犬の緑内障
もうすぐ夏の終わりが近づいてきましたね!みなさんくれぐれも体調には気をつけましょう!
今回は犬の緑内障についてお話しします。
◯緑内障とは
眼の前眼房と言われるところにある水(眼房水)が溜まることで、眼の圧力(眼圧)が上昇し、網膜や視神経が障害を受け、その結果眼の痛みや視覚障害を引き起こしてしまう病気です。緑内障には急性緑内障と慢性緑内障があります。前者は発症してから日が浅く、視覚のあるまたは視覚回復の見込みのある緑内障であり、後者は発症してからしばらく経っており、資格の回復が見込まれない緑内障です。
◯主な症状
- 目が痛そう(目を擦るなど)
- 目が腫れる
- 眼の近くを触られるのを嫌がる
- 白目の充血
- 瞳孔が開いている(散瞳)
- 物にぶつかるようになる(視覚障害)
- 食欲がなくなる
- 元気がなくなる
- 嘔吐
◯検査
視診、触診、眼圧測定、スリットランプ検査、眼底検査、超音波検査などから原因を探していきます。続発性のものではぶどう膜炎、白内障、水晶体脱臼、眼内出血、網膜剥離、腫瘍などがあるためこれらを鑑別していきます。
◯治療
緑内障は基本的に進行性の病気なので完治することはなく、一度発症してしまえば治療を続けていく必要があります。また視覚の有無によって治療方針が異なり、急激な眼圧上昇が生じる急性期においては24~72時間以内に治療を開始する必要があります。これを超えてしまうと通常視覚が戻らないと言われています。
1.内科的治療
主に視覚や眼圧の回復を目的として行われます。

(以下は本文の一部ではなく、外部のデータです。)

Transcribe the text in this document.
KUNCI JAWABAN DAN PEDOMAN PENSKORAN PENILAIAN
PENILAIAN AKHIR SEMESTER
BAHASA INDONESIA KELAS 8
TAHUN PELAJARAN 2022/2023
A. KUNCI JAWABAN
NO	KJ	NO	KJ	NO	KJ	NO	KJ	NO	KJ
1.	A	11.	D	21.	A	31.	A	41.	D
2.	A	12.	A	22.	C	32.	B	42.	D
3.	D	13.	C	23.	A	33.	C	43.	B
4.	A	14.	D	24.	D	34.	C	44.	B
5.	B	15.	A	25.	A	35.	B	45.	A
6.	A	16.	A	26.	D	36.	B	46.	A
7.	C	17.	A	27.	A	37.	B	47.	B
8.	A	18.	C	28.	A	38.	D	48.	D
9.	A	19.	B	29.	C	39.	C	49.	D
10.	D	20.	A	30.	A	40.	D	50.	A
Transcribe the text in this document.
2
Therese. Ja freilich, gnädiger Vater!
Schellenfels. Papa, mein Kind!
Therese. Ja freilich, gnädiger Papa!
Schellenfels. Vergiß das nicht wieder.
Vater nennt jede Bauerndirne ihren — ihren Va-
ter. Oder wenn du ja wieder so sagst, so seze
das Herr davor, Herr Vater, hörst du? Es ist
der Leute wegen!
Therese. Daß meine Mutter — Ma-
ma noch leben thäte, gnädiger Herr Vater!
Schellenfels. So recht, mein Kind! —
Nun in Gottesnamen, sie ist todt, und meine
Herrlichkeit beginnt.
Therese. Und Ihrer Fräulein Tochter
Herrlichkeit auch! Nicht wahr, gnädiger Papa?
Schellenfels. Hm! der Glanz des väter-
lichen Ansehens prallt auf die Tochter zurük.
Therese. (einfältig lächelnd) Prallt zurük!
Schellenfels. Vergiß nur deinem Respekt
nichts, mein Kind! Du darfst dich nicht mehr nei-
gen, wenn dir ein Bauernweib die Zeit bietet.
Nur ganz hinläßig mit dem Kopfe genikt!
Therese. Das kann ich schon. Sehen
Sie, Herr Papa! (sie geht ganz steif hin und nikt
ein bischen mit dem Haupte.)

分類として房水の産生抑制、房水流出促進、硝子体容積減少の3つの作用を単体または組み合わせて点眼薬を行なっています。
2.外科的治療
視覚や眼圧の回復を目的とする場合と、視覚を喪失した症例または視覚喪失してもやむを得ない症例で疼痛除去を目的として行う場合があります。
緑内障においては発症した眼の反体側に予防的に点眼することはありますが、基本的には根本的な予防策はありません。可能な限り早く発見し来院することでより迅速に検査・治療が行えるので、眼に関して気になる症状や見た目の変化があればすぐにご来院ください。